Berlino come Washington? Dopo gli allarmi provenienti da oltre Atlantico, cresce anche in Europa – e in particolare nel Paese guida del vecchio continente, la Germania -, l’attenzione sul dossier 5G e sui risvolti di sicurezza collegati allo sviluppo delle reti mobili di quinta generazione, una tecnologia rilevante e sensibile, perché in grado di abilitare una vasta gamma di servizi IoT.
L’Ufficio Federale per la Sicurezza Informatica, il Bsi (ovvero l’agenzia governativa d’intelligence responsabile per la cyber security), sta infatti indagando a fondo se le tecnologie di colossi cinesi come Huawei e Zte potrebbero costituire – come denuncia da tempo l’intelligence americana – una concreta minaccia per la sicurezza nazionale. A riferirlo – scrive Reuters – è stato il gruppo editoriale tedesco Funke, citando le parole del ministro dell’Economia Peter Altmaier.

L’ATTENZIONE DELLA GERMANIA

La notizia fa il paio con quella, emersa in settimana, di un incontro del Consiglio dei ministri tedesco volto proprio a discutere dell’introduzione di regole più severe per garantire il Paese da furti e spionaggio di dati nel caso di un ruolo primario delle telco cinesi nel mercato domestico, in vista dell’asta in programma nella seconda metà di marzo.
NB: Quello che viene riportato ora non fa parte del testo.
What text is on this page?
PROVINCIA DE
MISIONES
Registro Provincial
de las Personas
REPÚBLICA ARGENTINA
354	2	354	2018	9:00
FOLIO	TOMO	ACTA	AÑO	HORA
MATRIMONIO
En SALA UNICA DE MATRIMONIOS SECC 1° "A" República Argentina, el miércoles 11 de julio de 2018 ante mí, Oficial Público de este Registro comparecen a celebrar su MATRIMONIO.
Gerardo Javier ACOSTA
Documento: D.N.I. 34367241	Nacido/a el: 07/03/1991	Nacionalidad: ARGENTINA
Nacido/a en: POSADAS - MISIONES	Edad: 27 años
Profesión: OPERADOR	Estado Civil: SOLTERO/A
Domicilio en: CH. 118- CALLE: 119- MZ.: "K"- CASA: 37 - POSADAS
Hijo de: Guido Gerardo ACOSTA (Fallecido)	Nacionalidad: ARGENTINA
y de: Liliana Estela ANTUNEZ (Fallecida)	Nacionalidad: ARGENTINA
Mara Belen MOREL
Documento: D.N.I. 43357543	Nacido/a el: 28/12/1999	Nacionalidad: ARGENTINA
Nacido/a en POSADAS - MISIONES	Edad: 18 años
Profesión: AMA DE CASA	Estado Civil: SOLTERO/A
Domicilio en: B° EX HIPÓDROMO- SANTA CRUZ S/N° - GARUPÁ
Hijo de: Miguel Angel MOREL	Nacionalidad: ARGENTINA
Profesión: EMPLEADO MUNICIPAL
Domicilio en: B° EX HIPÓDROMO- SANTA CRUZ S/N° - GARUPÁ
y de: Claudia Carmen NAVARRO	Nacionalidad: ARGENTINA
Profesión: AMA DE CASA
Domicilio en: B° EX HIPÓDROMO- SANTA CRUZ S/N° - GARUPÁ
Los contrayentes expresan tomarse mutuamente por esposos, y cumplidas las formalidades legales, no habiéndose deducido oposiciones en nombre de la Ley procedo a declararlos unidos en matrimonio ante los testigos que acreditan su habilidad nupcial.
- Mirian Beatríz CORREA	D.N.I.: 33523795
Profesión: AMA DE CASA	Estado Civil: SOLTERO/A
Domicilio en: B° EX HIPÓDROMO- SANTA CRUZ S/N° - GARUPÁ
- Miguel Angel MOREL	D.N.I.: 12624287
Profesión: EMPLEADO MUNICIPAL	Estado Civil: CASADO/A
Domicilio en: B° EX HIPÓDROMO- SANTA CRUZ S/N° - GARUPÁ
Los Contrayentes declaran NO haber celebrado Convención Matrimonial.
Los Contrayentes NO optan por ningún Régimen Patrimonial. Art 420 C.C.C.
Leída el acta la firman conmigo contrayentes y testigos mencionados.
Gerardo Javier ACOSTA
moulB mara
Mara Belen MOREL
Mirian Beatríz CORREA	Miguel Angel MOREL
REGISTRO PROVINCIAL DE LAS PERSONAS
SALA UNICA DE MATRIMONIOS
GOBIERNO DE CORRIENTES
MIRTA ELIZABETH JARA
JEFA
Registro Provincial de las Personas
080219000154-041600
Pochi giorni fa era stata la stessa Angela Merkel in visita in Giappone a dettare la linea. In un discorso tenuto alla Keio University, la cancelliera aveva sottolineato come la sicurezza fosse il prerequisito fondamentale per tutte le aziende che desiderano lavorare e fare affari in Germania e che per questo Berlino vorrà garanzie da Huawei e dal governo cinese prima di permettere al fornitore di attrezzature di rete di Shenzhen di essere della partita. Come questo avverrà non è ancora chiaro: il Paese europeo vorrebbe evitare di rompere con Pechino e dunque di escludere del tutto le compagnie cinesi, ma non può nemmeno fidarsi di un accordo “sulla parola”, già fallito negli Usa. Chiederà piuttosto di poter controllare in modo accuratissimo le apparecchiature delle società della Repubblica Popolare e, semmai, le terrà fuori dal “cuore” della rete (una linea simile a quella alla quale lavora Parigi, che sta mettendo in piedi un complesso meccanismo di certificazione dell’hardware made in Cina). Ad ogni modo i commenti di Altmaier confermano qualcosa di importante. Innanzitutto che non è vero, come sembrava in un primo momento, che Berlino avesse deciso di permettere a Huawei e Zte – le due aziende cinesi al centro delle cronache – di concorrere senza condizioni allo sviluppo del 5G nazionale. E, considerato il peso di Berlino, si tratta di un dettaglio di non poco conto.

IL PRESSING USA

E poi rappresenta il segno tangibile che l’appello di Washington non è rimasto inascoltato. Gli Stati Uniti stanno infatti conducendo un pressing, che – dopo aver compattato l’alleanza anglofona di intelligence sharing dei Five Eyes – cerca ora di sensibilizzare le istituzioni europee e quelle dei singoli Stati membri sull’importanza di non sottovalutare i rischi di sicurezza connessi a apparecchiature cinesi per le reti 5G (soprattutto in virtù del fatto che la legge cinese obbliga le aziende nazionali – anche quelle operanti all’estero – a fornire alle autorità qualsiasi informazione richiesta).
Nel Vecchio continente, dove non c’è ancora una linea precisa sulla questione, sono state finora espresse – in misure e modi diversi – svariate preoccupazioni sul tema: è il caso di Regno Unito, Francia, Polonia, Norvegia e la già citata Germania. In Italia, invece, il governo italiano, in particolare il ministero dello Sviluppo economico ha smentito la presunta messa al bando di Huawei e Zte in vista del 5G riportata da alcuni media (sul tema sarebbe comunque in atto una indagine conoscitiva del Copasir).

LA PROSSIMA MOSSA USA

Prosegue nel frattempo iI braccio di ferro tra Washington e Pechino. Il presidente Usa Donald Trump si appresterebbe infatti a firmare la messa al bando dei sistemi di telecomunicazioni delle aziende cinesi dal 5G statunitense.
La possibile mossa della Casa Bianca – riportata dall’edizione Usa di Politico che cita diverse fonti anonime – potrebbe arrivare già la prossima settimana (se ne parlava già alla fine di dicembre), prima del Mwc di Barcellona (il Mobile world congress, la più importante fiera al mondo sulla telefonia mobile in programma dal 25 al 28 febbraio) , un evento internazionale che riunisce l’industria di settore e dove ci si aspetta che il tema degli effetti della nuova tecnologia sarà sicuramente affrontato (gli Usa saranno presenti con una folta delegazione che include, tra gli altri, il presidente della Fcc Ajit Pai, Rob Strayer, funzionario cyber presso il Dipartimento di Stato, e Strayer Manisha Singh, sottosegretario di Stato allo Sviluppo economico.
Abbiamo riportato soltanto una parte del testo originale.